3. L’AFFREUX PAYS DE LA MONTAGNE DEVIENT EN PLUS DANGEREUX

Avec le développement des campagnes, la population augmente considérablement. Alors qu'au début du siècle elle n'atteint pas encore le millier, le R.P. Caulier, dans ses "fragments sur l'île Bourbon", soit en 1764, en compte déjà près de 25 000.
Le besoin en main d’œuvre nécessite le recours aux esclaves. Et le nombre d'esclaves marrons qui s'enfuient dans les hauteurs augmente d'autant. La chasse aux marrons se développe aussi, avec son sinistre cortège de peines spectaculaires : fleurs de lys marquées au fer, pieds coupés, coups de fouets, port de chaînes, pendaisons.
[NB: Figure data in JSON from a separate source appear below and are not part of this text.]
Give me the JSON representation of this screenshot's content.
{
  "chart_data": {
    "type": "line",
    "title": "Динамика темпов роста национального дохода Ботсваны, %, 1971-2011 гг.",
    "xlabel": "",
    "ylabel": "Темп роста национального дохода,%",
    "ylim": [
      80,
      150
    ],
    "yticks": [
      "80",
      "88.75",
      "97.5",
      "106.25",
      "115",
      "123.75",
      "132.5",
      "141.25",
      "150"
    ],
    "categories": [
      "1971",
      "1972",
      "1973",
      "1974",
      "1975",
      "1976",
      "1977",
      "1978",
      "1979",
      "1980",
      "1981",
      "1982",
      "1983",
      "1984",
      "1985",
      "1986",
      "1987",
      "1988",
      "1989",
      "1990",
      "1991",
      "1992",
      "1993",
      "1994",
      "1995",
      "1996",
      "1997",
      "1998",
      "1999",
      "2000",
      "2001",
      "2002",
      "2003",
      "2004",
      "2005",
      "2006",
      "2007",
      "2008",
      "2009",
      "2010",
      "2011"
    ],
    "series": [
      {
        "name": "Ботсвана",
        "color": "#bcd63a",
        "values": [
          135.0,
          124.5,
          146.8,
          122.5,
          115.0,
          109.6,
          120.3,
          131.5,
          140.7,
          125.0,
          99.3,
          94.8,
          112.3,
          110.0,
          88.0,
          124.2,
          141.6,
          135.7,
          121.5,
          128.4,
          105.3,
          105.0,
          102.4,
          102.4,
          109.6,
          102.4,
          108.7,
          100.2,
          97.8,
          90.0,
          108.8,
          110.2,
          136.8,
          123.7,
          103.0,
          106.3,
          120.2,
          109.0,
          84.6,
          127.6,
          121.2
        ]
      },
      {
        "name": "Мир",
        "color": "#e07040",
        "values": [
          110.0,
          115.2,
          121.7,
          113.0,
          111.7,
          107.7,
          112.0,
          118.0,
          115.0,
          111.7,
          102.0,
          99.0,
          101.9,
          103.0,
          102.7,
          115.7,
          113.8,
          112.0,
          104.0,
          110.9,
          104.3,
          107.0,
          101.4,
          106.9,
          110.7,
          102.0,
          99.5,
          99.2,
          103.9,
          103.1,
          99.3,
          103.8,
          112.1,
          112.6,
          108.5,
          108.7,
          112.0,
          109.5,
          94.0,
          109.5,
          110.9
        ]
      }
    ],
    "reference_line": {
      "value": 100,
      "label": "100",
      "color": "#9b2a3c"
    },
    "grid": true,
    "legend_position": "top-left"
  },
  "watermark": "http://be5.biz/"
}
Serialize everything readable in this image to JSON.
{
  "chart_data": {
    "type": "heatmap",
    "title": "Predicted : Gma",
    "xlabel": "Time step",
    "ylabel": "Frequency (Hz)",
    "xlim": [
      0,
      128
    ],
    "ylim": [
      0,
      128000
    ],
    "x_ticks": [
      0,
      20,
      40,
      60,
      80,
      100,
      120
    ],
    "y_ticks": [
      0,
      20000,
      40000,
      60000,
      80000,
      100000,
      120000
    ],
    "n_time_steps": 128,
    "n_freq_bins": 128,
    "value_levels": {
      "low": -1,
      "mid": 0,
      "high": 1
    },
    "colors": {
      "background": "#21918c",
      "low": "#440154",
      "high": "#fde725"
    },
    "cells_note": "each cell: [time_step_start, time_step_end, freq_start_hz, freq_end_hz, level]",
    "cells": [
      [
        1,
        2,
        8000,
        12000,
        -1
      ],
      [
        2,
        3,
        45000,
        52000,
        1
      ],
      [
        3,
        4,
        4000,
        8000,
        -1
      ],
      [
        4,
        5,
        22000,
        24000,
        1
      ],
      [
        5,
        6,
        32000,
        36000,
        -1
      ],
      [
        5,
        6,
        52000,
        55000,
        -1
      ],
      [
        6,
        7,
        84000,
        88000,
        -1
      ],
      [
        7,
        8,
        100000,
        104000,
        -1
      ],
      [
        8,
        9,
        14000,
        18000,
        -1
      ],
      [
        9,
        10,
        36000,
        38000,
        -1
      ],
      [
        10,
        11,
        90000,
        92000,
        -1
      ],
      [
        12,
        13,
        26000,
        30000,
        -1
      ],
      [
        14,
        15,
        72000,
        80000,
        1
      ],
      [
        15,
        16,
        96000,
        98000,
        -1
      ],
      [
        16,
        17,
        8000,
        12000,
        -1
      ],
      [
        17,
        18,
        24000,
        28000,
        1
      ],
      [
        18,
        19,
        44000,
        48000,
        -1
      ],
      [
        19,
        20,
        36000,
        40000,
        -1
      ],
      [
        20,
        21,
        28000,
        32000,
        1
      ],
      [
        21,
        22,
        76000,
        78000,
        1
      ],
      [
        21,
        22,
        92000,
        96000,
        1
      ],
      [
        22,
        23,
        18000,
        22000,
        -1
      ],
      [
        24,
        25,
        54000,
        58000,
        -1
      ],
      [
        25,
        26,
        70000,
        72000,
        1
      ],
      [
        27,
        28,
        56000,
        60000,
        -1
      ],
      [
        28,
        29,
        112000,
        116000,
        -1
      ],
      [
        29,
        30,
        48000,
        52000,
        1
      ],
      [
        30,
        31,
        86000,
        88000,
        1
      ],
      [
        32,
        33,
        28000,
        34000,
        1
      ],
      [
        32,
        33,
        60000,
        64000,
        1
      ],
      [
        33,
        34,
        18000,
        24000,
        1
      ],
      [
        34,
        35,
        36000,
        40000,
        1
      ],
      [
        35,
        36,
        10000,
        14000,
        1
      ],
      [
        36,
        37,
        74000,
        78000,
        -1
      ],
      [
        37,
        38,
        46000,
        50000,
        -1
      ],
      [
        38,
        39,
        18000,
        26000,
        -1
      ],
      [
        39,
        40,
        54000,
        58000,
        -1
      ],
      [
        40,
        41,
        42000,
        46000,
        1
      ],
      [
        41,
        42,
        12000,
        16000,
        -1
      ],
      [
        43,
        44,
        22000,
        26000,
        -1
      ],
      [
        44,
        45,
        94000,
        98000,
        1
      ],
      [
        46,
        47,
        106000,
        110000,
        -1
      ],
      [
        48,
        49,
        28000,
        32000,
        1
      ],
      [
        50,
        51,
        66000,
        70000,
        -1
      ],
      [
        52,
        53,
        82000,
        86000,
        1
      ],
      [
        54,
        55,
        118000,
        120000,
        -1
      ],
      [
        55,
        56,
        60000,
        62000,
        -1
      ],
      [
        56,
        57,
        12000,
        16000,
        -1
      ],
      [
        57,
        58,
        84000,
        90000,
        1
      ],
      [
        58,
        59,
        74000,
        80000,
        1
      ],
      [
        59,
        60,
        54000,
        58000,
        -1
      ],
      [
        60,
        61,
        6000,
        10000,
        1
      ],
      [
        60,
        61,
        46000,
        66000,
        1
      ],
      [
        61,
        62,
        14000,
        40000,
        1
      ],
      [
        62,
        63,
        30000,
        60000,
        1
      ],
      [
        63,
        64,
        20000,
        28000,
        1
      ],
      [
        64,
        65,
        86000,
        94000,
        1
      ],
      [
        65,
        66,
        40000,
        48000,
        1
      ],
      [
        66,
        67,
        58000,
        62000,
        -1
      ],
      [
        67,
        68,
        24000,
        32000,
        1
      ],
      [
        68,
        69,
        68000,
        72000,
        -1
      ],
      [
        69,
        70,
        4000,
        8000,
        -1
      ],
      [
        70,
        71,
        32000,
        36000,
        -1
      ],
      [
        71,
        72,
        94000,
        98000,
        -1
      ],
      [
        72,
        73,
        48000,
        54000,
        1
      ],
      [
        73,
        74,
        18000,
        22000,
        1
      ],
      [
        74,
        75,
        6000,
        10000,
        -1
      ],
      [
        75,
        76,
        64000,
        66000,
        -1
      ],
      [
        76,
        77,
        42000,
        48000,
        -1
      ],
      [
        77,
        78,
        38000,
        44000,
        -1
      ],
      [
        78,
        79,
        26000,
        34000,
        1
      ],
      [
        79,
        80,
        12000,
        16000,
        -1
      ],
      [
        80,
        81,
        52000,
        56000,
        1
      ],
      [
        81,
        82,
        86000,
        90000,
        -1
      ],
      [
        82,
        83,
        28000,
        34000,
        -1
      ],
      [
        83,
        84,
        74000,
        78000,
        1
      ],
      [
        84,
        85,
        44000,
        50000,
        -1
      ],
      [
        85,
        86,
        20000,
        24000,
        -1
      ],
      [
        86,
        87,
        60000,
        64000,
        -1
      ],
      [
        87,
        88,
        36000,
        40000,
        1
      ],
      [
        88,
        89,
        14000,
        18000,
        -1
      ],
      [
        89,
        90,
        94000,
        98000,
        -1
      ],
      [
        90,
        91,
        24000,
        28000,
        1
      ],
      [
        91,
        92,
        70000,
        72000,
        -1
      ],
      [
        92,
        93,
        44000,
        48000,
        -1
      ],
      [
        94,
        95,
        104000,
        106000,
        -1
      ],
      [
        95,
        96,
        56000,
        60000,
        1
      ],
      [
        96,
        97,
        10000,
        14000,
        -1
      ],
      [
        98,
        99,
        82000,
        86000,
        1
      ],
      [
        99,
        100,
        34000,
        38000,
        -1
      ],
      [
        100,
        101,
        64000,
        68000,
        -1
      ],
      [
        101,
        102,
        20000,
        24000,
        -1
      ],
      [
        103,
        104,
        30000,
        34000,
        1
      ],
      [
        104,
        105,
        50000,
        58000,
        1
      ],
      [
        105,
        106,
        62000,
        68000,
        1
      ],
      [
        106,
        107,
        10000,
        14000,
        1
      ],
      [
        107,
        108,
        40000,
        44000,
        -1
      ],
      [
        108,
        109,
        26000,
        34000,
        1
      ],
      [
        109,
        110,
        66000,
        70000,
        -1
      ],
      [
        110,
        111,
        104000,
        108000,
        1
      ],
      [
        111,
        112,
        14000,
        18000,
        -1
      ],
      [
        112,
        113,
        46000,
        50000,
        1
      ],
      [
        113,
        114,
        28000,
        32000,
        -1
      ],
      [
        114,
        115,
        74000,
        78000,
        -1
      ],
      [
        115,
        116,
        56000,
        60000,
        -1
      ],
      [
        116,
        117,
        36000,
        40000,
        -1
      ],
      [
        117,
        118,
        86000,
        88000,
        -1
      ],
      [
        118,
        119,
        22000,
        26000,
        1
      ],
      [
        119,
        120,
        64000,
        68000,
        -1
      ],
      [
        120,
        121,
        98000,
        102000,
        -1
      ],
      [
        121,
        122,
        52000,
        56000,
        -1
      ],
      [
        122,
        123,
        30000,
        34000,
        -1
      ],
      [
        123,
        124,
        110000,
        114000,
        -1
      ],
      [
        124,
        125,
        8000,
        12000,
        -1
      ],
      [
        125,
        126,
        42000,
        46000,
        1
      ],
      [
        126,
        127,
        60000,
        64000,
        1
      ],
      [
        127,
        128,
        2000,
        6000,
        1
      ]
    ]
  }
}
Il est probable donc que des îlets d'esclaves marrons se soient développés dans les hauts à cette époque, notamment dans les cirques.
Il est possible aussi que cette présence humaine insoumise ait constitué un danger suffisant pour ralentir la timide progression des connaissances de l'île qui s'était amorcée aux premières années du XVIIIe siècle avec Feuilley et Villers, puisque l'observation comparative des cartes entre le début et la fin du siècle montre bien peu de progrès sur la connaissance de l'intérieur de Bourbon.